Joos S, Scherthan H, Speicher M R, Schlegel J, Cremer T, Lichter P
Angewandte Tumorvirologie, Deutsches Krebsforschungszentrum, Heidelberg, Germany.
Hum Genet. 1993 Feb;90(6):584-9. doi: 10.1007/BF00202475.
A modification of "reverse chromosome painting" was carried out using genomic DNA from tumor cells as a complex probe for chromosomal in situ suppression hybridization to normal metaphase chromosome spreads. Amplified DNA sequences contained in such probes showed specific signals, revealing the normal chromosome positions from which these sequences were derived. As a model system, genomic DNAs were analyzed from three tumor cell lines with amplification units including the proto-oncogene c-myc. The smallest amplification unit was about 90 kb and was present in 16-24 copies; the largest unit was bigger than 600 kb and was present in 16-32 copies. Specific signals that co-localized with a differently labeled c-myc probe on chromosome band 8q24 were obtained with genomic DNA from each cell line. In further experiments, genomic DNA derived from primary tumor material was used in the case of a male patient with glioblastoma multiforme (GBM). Southern blot analysis using an epidermal growth factor receptor gene (EGFR) probe that maps to 7p13 indicated the amplification of sequences from this gene. Using reverse chromosome painting, signals were found both on band 7p13 and bands 12q13-q15. Notably, the signal on 12q13-q15 was consistently stronger. The weaker 7p13 signal showed co-localization with the major signal of the differently labeled EGFR probe. A minor signal of this probe was seen on 12q13, suggesting cross-hybridization to ERB3 sequences homologous to EGFR. The results indicate co-amplification of sequences from bands 12q13-q15, in addition to sequences from band 7p13. Several oncogenes map to 12q13-q15 providing candidate genes for a tumor-associated proto-oncogene amplification. Although the nature of the amplified sequences needs to be clarified, this experiment demonstrates the potential of reverse chromosome painting with genomic tumor DNA for rapidly mapping the normal chromosomal localization of the DNA from which the amplified sequences were derived. In addition, a weaker staining of chromosomes 10 and X was consistently observed indicating that these chromosomes were present in only one copy in the GBM genome. This rapid approach can be used to analyze cases where no metaphase spreads from the tumor material are available. It does not require any preknowledge of amplified sequences and can be applied to screen large numbers of tumors.
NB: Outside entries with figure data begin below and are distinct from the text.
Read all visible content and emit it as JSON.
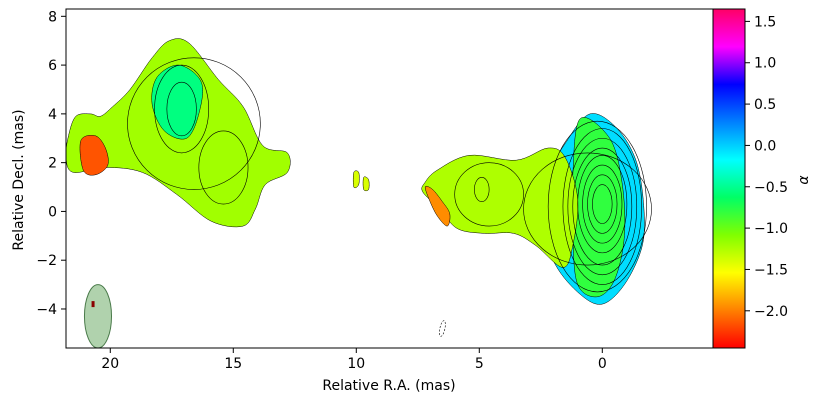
{
  "chart_data": {
    "type": "heatmap",
    "title": "",
    "xlabel": "Relative R.A. (mas)",
    "ylabel": "Relative Decl. (mas)",
    "colorbar_label": "α",
    "xlim": [
      21.8,
      -4.5
    ],
    "ylim": [
      -5.6,
      8.3
    ],
    "x_ticks": [
      20,
      15,
      10,
      5,
      0
    ],
    "y_ticks": [
      8,
      6,
      4,
      2,
      0,
      -2,
      -4
    ],
    "colorbar_range": [
      -2.45,
      1.65
    ],
    "colorbar_ticks": [
      1.5,
      1.0,
      0.5,
      0.0,
      -0.5,
      -1.0,
      -1.5,
      -2.0
    ],
    "colormap": [
      "#ff0000",
      "#ff8000",
      "#ffff00",
      "#80ff00",
      "#00ff66",
      "#00ffff",
      "#0080ff",
      "#0000ff",
      "#ff00ff",
      "#ff0066"
    ],
    "regions": [
      {
        "name": "core",
        "alpha": -0.05,
        "outline": [
          [
            0.5,
            4.0
          ],
          [
            -0.6,
            3.4
          ],
          [
            -1.4,
            2.0
          ],
          [
            -1.7,
            0.0
          ],
          [
            -1.6,
            -1.5
          ],
          [
            -0.9,
            -3.0
          ],
          [
            0.0,
            -3.8
          ],
          [
            0.9,
            -3.4
          ],
          [
            1.9,
            -2.2
          ],
          [
            2.5,
            -0.5
          ],
          [
            2.3,
            1.3
          ],
          [
            1.5,
            2.8
          ]
        ]
      },
      {
        "name": "core-transition",
        "alpha": -0.8,
        "outline": [
          [
            0.9,
            3.8
          ],
          [
            -0.3,
            3.0
          ],
          [
            -0.8,
            1.2
          ],
          [
            -0.9,
            -1.0
          ],
          [
            -0.5,
            -2.8
          ],
          [
            0.2,
            -3.5
          ],
          [
            1.0,
            -3.0
          ],
          [
            1.2,
            -1.0
          ],
          [
            1.2,
            1.5
          ]
        ]
      },
      {
        "name": "inner-jet",
        "alpha": -1.25,
        "outline": [
          [
            7.2,
            1.2
          ],
          [
            6.7,
            1.7
          ],
          [
            5.4,
            2.3
          ],
          [
            3.5,
            2.1
          ],
          [
            2.2,
            2.6
          ],
          [
            1.5,
            2.2
          ],
          [
            1.0,
            0.5
          ],
          [
            1.2,
            -1.4
          ],
          [
            1.6,
            -2.3
          ],
          [
            2.7,
            -1.4
          ],
          [
            3.6,
            -0.9
          ],
          [
            4.8,
            -0.9
          ],
          [
            5.9,
            -0.7
          ],
          [
            6.6,
            0.1
          ],
          [
            7.3,
            0.8
          ]
        ]
      },
      {
        "name": "inner-jet-steep-edge",
        "alpha": -1.95,
        "outline": [
          [
            7.2,
            1.0
          ],
          [
            7.0,
            0.4
          ],
          [
            6.7,
            -0.2
          ],
          [
            6.3,
            -0.6
          ],
          [
            6.2,
            -0.1
          ],
          [
            6.5,
            0.4
          ],
          [
            6.9,
            0.9
          ]
        ]
      },
      {
        "name": "outer-lobe",
        "alpha": -1.2,
        "outline": [
          [
            21.7,
            3.1
          ],
          [
            21.4,
            3.9
          ],
          [
            20.8,
            4.0
          ],
          [
            20.4,
            3.9
          ],
          [
            19.9,
            4.3
          ],
          [
            19.2,
            5.0
          ],
          [
            18.3,
            6.3
          ],
          [
            17.6,
            7.0
          ],
          [
            16.8,
            6.9
          ],
          [
            15.6,
            5.4
          ],
          [
            14.6,
            4.3
          ],
          [
            13.8,
            2.7
          ],
          [
            12.8,
            2.4
          ],
          [
            12.8,
            1.6
          ],
          [
            13.7,
            1.1
          ],
          [
            14.1,
            0.1
          ],
          [
            14.6,
            -0.6
          ],
          [
            15.9,
            -0.4
          ],
          [
            17.3,
            0.7
          ],
          [
            18.7,
            1.6
          ],
          [
            20.2,
            1.8
          ],
          [
            21.5,
            1.6
          ],
          [
            21.8,
            2.2
          ]
        ]
      },
      {
        "name": "outer-lobe-bright",
        "alpha": -0.55,
        "outline": [
          [
            18.1,
            5.5
          ],
          [
            17.2,
            6.0
          ],
          [
            16.3,
            5.3
          ],
          [
            16.4,
            4.0
          ],
          [
            16.9,
            3.0
          ],
          [
            17.8,
            3.3
          ],
          [
            18.3,
            4.4
          ]
        ]
      },
      {
        "name": "outer-lobe-steep-edge",
        "alpha": -2.15,
        "outline": [
          [
            21.2,
            2.9
          ],
          [
            20.6,
            3.1
          ],
          [
            20.2,
            2.6
          ],
          [
            20.1,
            1.9
          ],
          [
            20.6,
            1.5
          ],
          [
            21.1,
            1.7
          ]
        ]
      },
      {
        "name": "gap-blob-a",
        "alpha": -1.4,
        "outline": [
          [
            10.1,
            1.6
          ],
          [
            9.9,
            1.6
          ],
          [
            9.9,
            1.1
          ],
          [
            10.1,
            1.0
          ]
        ]
      },
      {
        "name": "gap-blob-b",
        "alpha": -1.4,
        "outline": [
          [
            9.7,
            1.4
          ],
          [
            9.5,
            1.3
          ],
          [
            9.5,
            0.9
          ],
          [
            9.7,
            0.9
          ]
        ]
      }
    ],
    "contours": [
      {
        "cx": 0.0,
        "cy": 0.3,
        "rx": 0.4,
        "ry": 0.8
      },
      {
        "cx": 0.0,
        "cy": 0.3,
        "rx": 0.6,
        "ry": 1.2
      },
      {
        "cx": 0.0,
        "cy": 0.3,
        "rx": 0.8,
        "ry": 1.6
      },
      {
        "cx": 0.0,
        "cy": 0.3,
        "rx": 1.0,
        "ry": 2.0
      },
      {
        "cx": 0.0,
        "cy": 0.2,
        "rx": 1.2,
        "ry": 2.4
      },
      {
        "cx": 0.0,
        "cy": 0.2,
        "rx": 1.4,
        "ry": 2.8
      },
      {
        "cx": 0.0,
        "cy": 0.2,
        "rx": 1.6,
        "ry": 3.2
      },
      {
        "cx": 0.2,
        "cy": 0.2,
        "rx": 2.0,
        "ry": 3.5
      },
      {
        "cx": 0.6,
        "cy": 0.1,
        "rx": 2.6,
        "ry": 2.3
      },
      {
        "cx": 4.9,
        "cy": 0.9,
        "rx": 0.3,
        "ry": 0.5
      },
      {
        "cx": 4.6,
        "cy": 0.7,
        "rx": 1.4,
        "ry": 1.3
      },
      {
        "cx": 17.1,
        "cy": 4.2,
        "rx": 0.6,
        "ry": 1.1
      },
      {
        "cx": 17.1,
        "cy": 4.2,
        "rx": 1.1,
        "ry": 1.8
      },
      {
        "cx": 15.4,
        "cy": 1.8,
        "rx": 1.0,
        "ry": 1.5
      },
      {
        "cx": 16.6,
        "cy": 3.6,
        "rx": 2.7,
        "ry": 2.7
      }
    ],
    "beam": {
      "x": 20.5,
      "y": -4.3,
      "width_mas": 1.1,
      "height_mas": 2.6,
      "color": "#8fbf8a"
    },
    "beam_marker": {
      "x": 20.7,
      "y": -3.8,
      "color": "#8b0000"
    },
    "noise_contour": {
      "x": 6.5,
      "y": -4.8
    }
  }
}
利用肿瘤细胞的基因组DNA作为复杂探针,对正常中期染色体铺展进行染色体原位抑制杂交,对“反向染色体描绘”进行了改良。这类探针中包含的扩增DNA序列显示出特定信号,揭示了这些序列所源自的正常染色体位置。作为一个模型系统,对三种含有包括原癌基因c-myc在内的扩增单元的肿瘤细胞系的基因组DNA进行了分析。最小的扩增单元约为90 kb,有16 - 24个拷贝;最大的单元大于600 kb,有16 - 32个拷贝。用每个细胞系的基因组DNA获得了与位于染色体8q24带上的不同标记的c-myc探针共定位的特定信号。在进一步的实验中,对于一名患有多形性胶质母细胞瘤(GBM)的男性患者,使用了源自原发性肿瘤材料的基因组DNA。使用定位在7p13的表皮生长因子受体基因(EGFR)探针进行Southern印迹分析表明该基因的序列发生了扩增。通过反向染色体描绘,在7p13带和12q13 - q15带上均发现了信号。值得注意的是,12q13 - q15上的信号始终更强。较弱的7p13信号与不同标记的EGFR探针的主要信号共定位。在12q13上可见该探针的一个次要信号,提示与EGFR同源的ERB3序列发生了交叉杂交。结果表明,除了7p13带的序列外,12q13 - q15带的序列也发生了共扩增。几个癌基因定位于12q13 - q15,为肿瘤相关的原癌基因扩增提供了候选基因。尽管扩增序列的性质有待阐明,但该实验证明了用肿瘤基因组DNA进行反向染色体描绘在快速确定扩增序列所源自的DNA的正常染色体定位方面的潜力。此外,始终观察到10号染色体和X染色体的染色较弱,表明这些染色体在GBM基因组中仅以一个拷贝存在。这种快速方法可用于分析无法获得肿瘤材料中期铺展的病例。它不需要对扩增序列有任何先验知识,可用于筛查大量肿瘤。